American corporations have about $2 trillion of capital idled, parked, saved, sat on. And they are doing their best to add to it rather than hire, build, expand or invest. But there's a lot more. This total doesn't reflect the additional trillions exported from here to be invested in other countries - opening restaurant outlets there rather than here, building factories there rather than here, buying up companies there rather than here, and creating jobs there rather than here. Microsoft, GE, KFC, Heinz, Tupperware - you name 'em, you'll find them exporting money.

Then you have all the affluent individuals like me who are refusing to spend, spending less this year than any of the previous ten, withdrawing dollars from the market and from real estate, delaying growth initiatives in our own small businesses, hoarding money in gold bars, even paying banks to warehouse money. Greenspan put his finger on it: all this money has been withdrawn from the economy. And that is starving the economy to its death.

But he stopped short of saying something I've been writing about for two years - something that the other pundits on this panel are likely oblivious to and that his old mentor Ayn Rand would easily recognize.

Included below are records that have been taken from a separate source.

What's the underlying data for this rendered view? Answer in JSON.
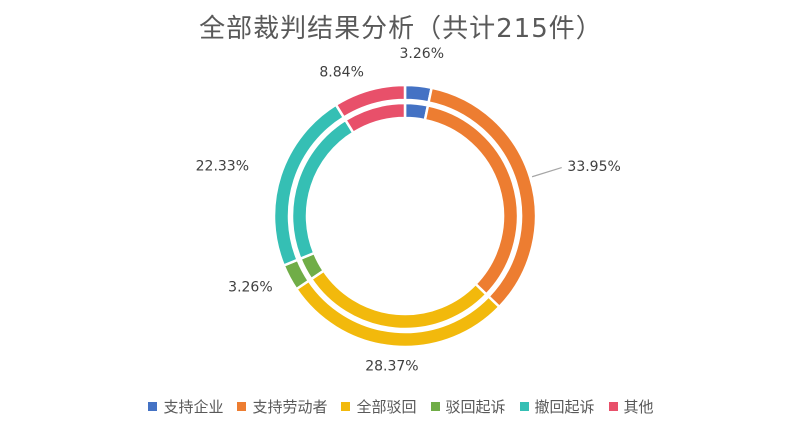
{
  "chart_data": {
    "type": "pie",
    "title": "全部裁判结果分析（共计215件）",
    "categories": [
      "支持企业",
      "支持劳动者",
      "全部驳回",
      "驳回起诉",
      "撤回起诉",
      "其他"
    ],
    "values": [
      3.26,
      33.95,
      28.37,
      3.26,
      22.33,
      8.84
    ],
    "labels": [
      "3.26%",
      "33.95%",
      "28.37%",
      "3.26%",
      "22.33%",
      "8.84%"
    ],
    "colors": [
      "#4472C4",
      "#ED7D31",
      "#F2B90C",
      "#70AD47",
      "#35BFB4",
      "#E8506A"
    ],
    "rings": 2,
    "legend_position": "bottom"
  }
}
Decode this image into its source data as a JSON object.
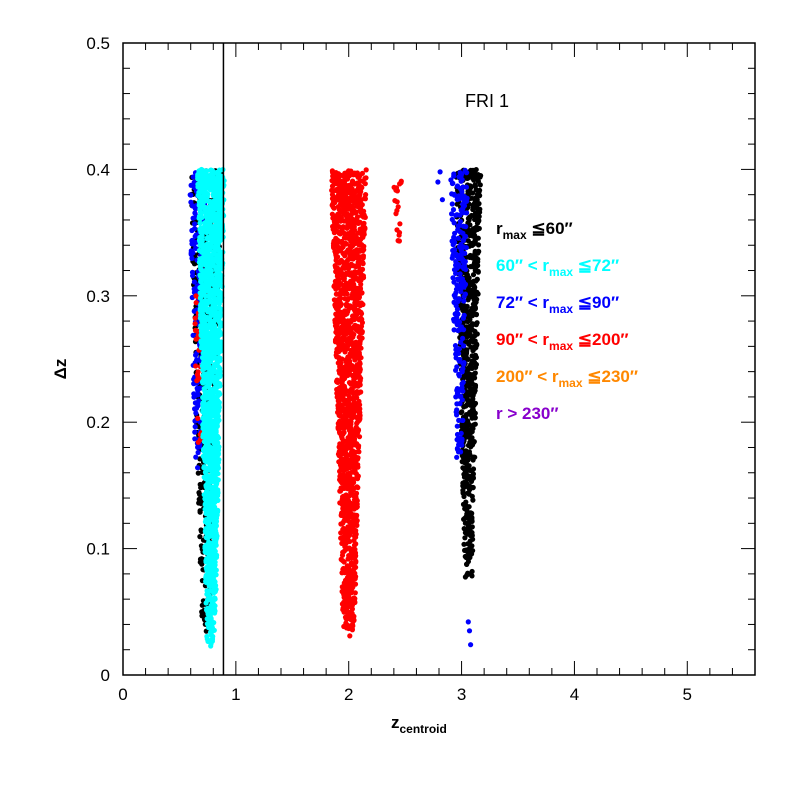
{
  "chart_data": {
    "type": "scatter",
    "title": "FRI 1",
    "xlabel": "z",
    "xlabel_sub": "centroid",
    "ylabel": "Δz",
    "xlim": [
      0,
      5.6
    ],
    "ylim": [
      0,
      0.5
    ],
    "x_ticks": [
      0,
      1,
      2,
      3,
      4,
      5
    ],
    "x_tick_labels": [
      "0",
      "1",
      "2",
      "3",
      "4",
      "5"
    ],
    "y_ticks": [
      0,
      0.1,
      0.2,
      0.3,
      0.4,
      0.5
    ],
    "y_tick_labels": [
      "0",
      "0.1",
      "0.2",
      "0.3",
      "0.4",
      "0.5"
    ],
    "vertical_line_x": 0.89,
    "grid": false,
    "legend_position": "right",
    "legend": [
      {
        "pre": "r",
        "sub": "max",
        "post": " ≦60″",
        "color": "#000000"
      },
      {
        "pre": "60″ < r",
        "sub": "max",
        "post": " ≦72″",
        "color": "#00ffff"
      },
      {
        "pre": "72″ < r",
        "sub": "max",
        "post": " ≦90″",
        "color": "#0000ff"
      },
      {
        "pre": "90″ < r",
        "sub": "max",
        "post": " ≦200″",
        "color": "#ff0000"
      },
      {
        "pre": "200″ < r",
        "sub": "max",
        "post": " ≦230″",
        "color": "#ff8800"
      },
      {
        "pre": "r > 230″",
        "sub": "",
        "post": "",
        "color": "#8800cc"
      }
    ],
    "clusters": [
      {
        "color": "#000000",
        "x_center": 0.74,
        "half_width": 0.14,
        "y_min": 0.03,
        "y_max": 0.4,
        "n": 500
      },
      {
        "color": "#0000ff",
        "x_center": 0.66,
        "half_width": 0.07,
        "y_min": 0.16,
        "y_max": 0.4,
        "n": 160
      },
      {
        "color": "#ff0000",
        "x_center": 0.68,
        "half_width": 0.05,
        "y_min": 0.16,
        "y_max": 0.3,
        "n": 30
      },
      {
        "color": "#00ffff",
        "x_center": 0.78,
        "half_width": 0.12,
        "y_min": 0.022,
        "y_max": 0.4,
        "n": 1600
      },
      {
        "color": "#ff0000",
        "x_center": 2.0,
        "half_width": 0.16,
        "y_min": 0.03,
        "y_max": 0.4,
        "n": 1500
      },
      {
        "color": "#ff0000",
        "x_center": 2.43,
        "half_width": 0.04,
        "y_min": 0.32,
        "y_max": 0.4,
        "n": 18
      },
      {
        "color": "#000000",
        "x_center": 3.06,
        "half_width": 0.11,
        "y_min": 0.075,
        "y_max": 0.4,
        "n": 700
      },
      {
        "color": "#0000ff",
        "x_center": 2.98,
        "half_width": 0.08,
        "y_min": 0.17,
        "y_max": 0.4,
        "n": 220
      }
    ],
    "extra_points": [
      {
        "color": "#0000ff",
        "x": 3.06,
        "y": 0.042
      },
      {
        "color": "#0000ff",
        "x": 3.07,
        "y": 0.035
      },
      {
        "color": "#0000ff",
        "x": 3.08,
        "y": 0.024
      },
      {
        "color": "#0000ff",
        "x": 2.81,
        "y": 0.398
      },
      {
        "color": "#0000ff",
        "x": 2.83,
        "y": 0.376
      },
      {
        "color": "#0000ff",
        "x": 2.79,
        "y": 0.39
      }
    ]
  }
}
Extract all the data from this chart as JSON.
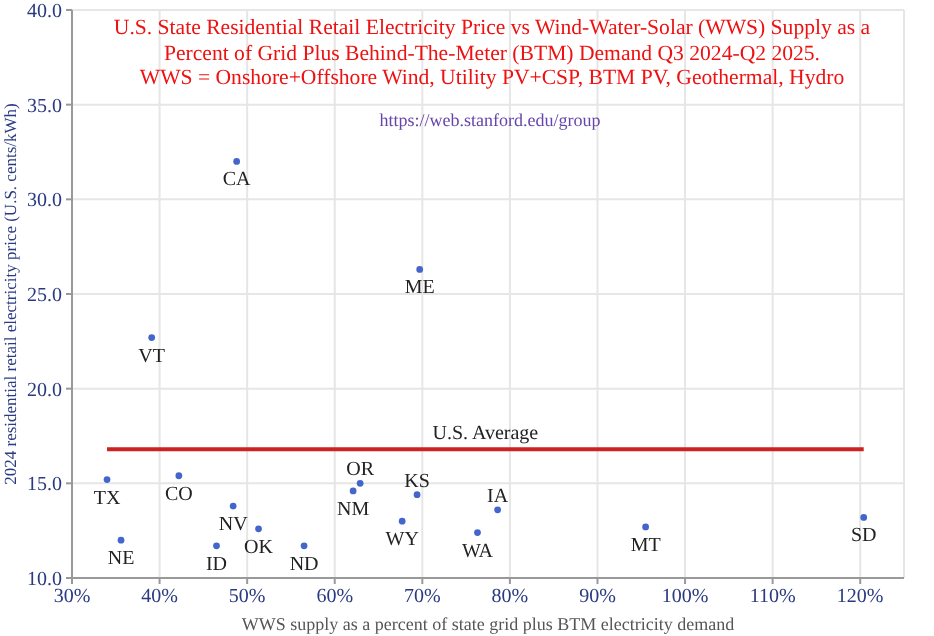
{
  "chart_data": {
    "type": "scatter",
    "title": "U.S. State Residential Retail Electricity Price vs Wind-Water-Solar (WWS) Supply as a Percent of Grid Plus Behind-The-Meter (BTM) Demand Q3 2024-Q2 2025.\nWWS = Onshore+Offshore Wind, Utility PV+CSP, BTM PV, Geothermal, Hydro",
    "subtitle": "https://web.stanford.edu/group",
    "xlabel": "WWS supply as a percent of state grid plus BTM electricity demand",
    "ylabel": "2024 residential retail electricity price (U.S. cents/kWh)",
    "series": [
      {
        "color": "#4466cc",
        "x": [
          34.0,
          35.6,
          39.1,
          42.2,
          46.5,
          48.4,
          48.8,
          51.3,
          56.5,
          62.1,
          62.9,
          67.7,
          69.4,
          69.7,
          76.3,
          78.6,
          95.5,
          120.4
        ],
        "values": [
          15.2,
          12.0,
          22.7,
          15.4,
          11.7,
          13.8,
          32.0,
          12.6,
          11.7,
          14.6,
          15.0,
          13.0,
          14.4,
          26.3,
          12.4,
          13.6,
          12.7,
          13.2
        ]
      }
    ],
    "annotations": [
      {
        "text": "TX",
        "x": 34.0,
        "y": 15.2
      },
      {
        "text": "NE",
        "x": 35.6,
        "y": 12.0
      },
      {
        "text": "VT",
        "x": 39.1,
        "y": 22.7
      },
      {
        "text": "CO",
        "x": 42.2,
        "y": 15.4
      },
      {
        "text": "ID",
        "x": 46.5,
        "y": 11.7
      },
      {
        "text": "NV",
        "x": 48.4,
        "y": 13.8
      },
      {
        "text": "CA",
        "x": 48.8,
        "y": 32.0
      },
      {
        "text": "OK",
        "x": 51.3,
        "y": 12.6
      },
      {
        "text": "ND",
        "x": 56.5,
        "y": 11.7
      },
      {
        "text": "NM",
        "x": 62.1,
        "y": 14.6
      },
      {
        "text": "OR",
        "x": 62.9,
        "y": 15.0
      },
      {
        "text": "WY",
        "x": 67.7,
        "y": 13.0
      },
      {
        "text": "KS",
        "x": 69.4,
        "y": 14.4
      },
      {
        "text": "ME",
        "x": 69.7,
        "y": 26.3
      },
      {
        "text": "WA",
        "x": 76.3,
        "y": 12.4
      },
      {
        "text": "IA",
        "x": 78.6,
        "y": 13.6
      },
      {
        "text": "MT",
        "x": 95.5,
        "y": 12.7
      },
      {
        "text": "SD",
        "x": 120.4,
        "y": 13.2
      }
    ],
    "ref_lines": [
      {
        "axis": "y",
        "value": 16.8,
        "label": "U.S. Average",
        "color": "#cc2222"
      }
    ],
    "xlim": [
      30,
      125
    ],
    "xticks": [
      {
        "value": 30,
        "label": "30%"
      },
      {
        "value": 40,
        "label": "40%"
      },
      {
        "value": 50,
        "label": "50%"
      },
      {
        "value": 60,
        "label": "60%"
      },
      {
        "value": 70,
        "label": "70%"
      },
      {
        "value": 80,
        "label": "80%"
      },
      {
        "value": 90,
        "label": "90%"
      },
      {
        "value": 100,
        "label": "100%"
      },
      {
        "value": 110,
        "label": "110%"
      },
      {
        "value": 120,
        "label": "120%"
      }
    ],
    "ylim": [
      10,
      40
    ],
    "yticks": [
      {
        "value": 10,
        "label": "10.0"
      },
      {
        "value": 15,
        "label": "15.0"
      },
      {
        "value": 20,
        "label": "20.0"
      },
      {
        "value": 25,
        "label": "25.0"
      },
      {
        "value": 30,
        "label": "30.0"
      },
      {
        "value": 35,
        "label": "35.0"
      },
      {
        "value": 40,
        "label": "40.0"
      }
    ],
    "grid": true,
    "marker": "circle",
    "legend": false
  }
}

The strike and flight of this capital is a deliberate, knowing starvation of the economy. It is the only self-defense available to all of us who are daily threatened, ridiculed and targeted, who the president and his minions impede and encumber.

Obama can create the most hostile government toward business or achievers since FDR's second term, and he can lay out the most horrendous game rules he likes, and replace referees with thieves to his heart's content - but we can simply refuse to play. And we are. In growing numbers.

Greenspan was stopped before he could explain that these trillions; who knows how many - 4 trillion, 5 trillion, 6 trillion and the added money made were it in constant motion as money naturally is - these trillions are not the only money available without incurring suicidal debt or by taxation. But unless people start taking this money out of the mattresses, coffee cans, lock-boxes, corporate reserves and foreign investments, no amount of borrowing or taxing the rich at 100 percent can save us.

In the face of this we have president Obama. He has a Nobel Peace Prize and we're in three wars, one entirely of his choosing, one expanded at his whim, all three a mess and deepening financial quagmires. He's supposedly the smartest president ever and by any and every meaningful statistic, the economy is in worse condition than when he got it, and getting worse. And he presided over the first credit rating downgrade in history on his watch.

By the way, he arrogantly said if he hadn't turned all this around in three years, he'd be a one term president. It'd be nice if he were right about something. Wasn't he going to restore America's prestige in the world? Putin is laughing and licking his lips. Our allies disdain us, our enemies are emboldened. Our foreign policy is incomprehensible and indefensible.

Leadership? His "greatest legislative accomplishment" is Obamcare, so flawed he has been issuing exemptions to it with flying fingers and an unprecedented number of states have sued to overturn it. Transform America? Well, that he is doing. When, I wonder, will he so humiliate and embarrass this nation that his tortured media defenders will sit down, and he will be asked by all to leave?

With LBJ it required only one failed war and Walter Cronkite turned critic. How much more abject failure on all fronts is required now?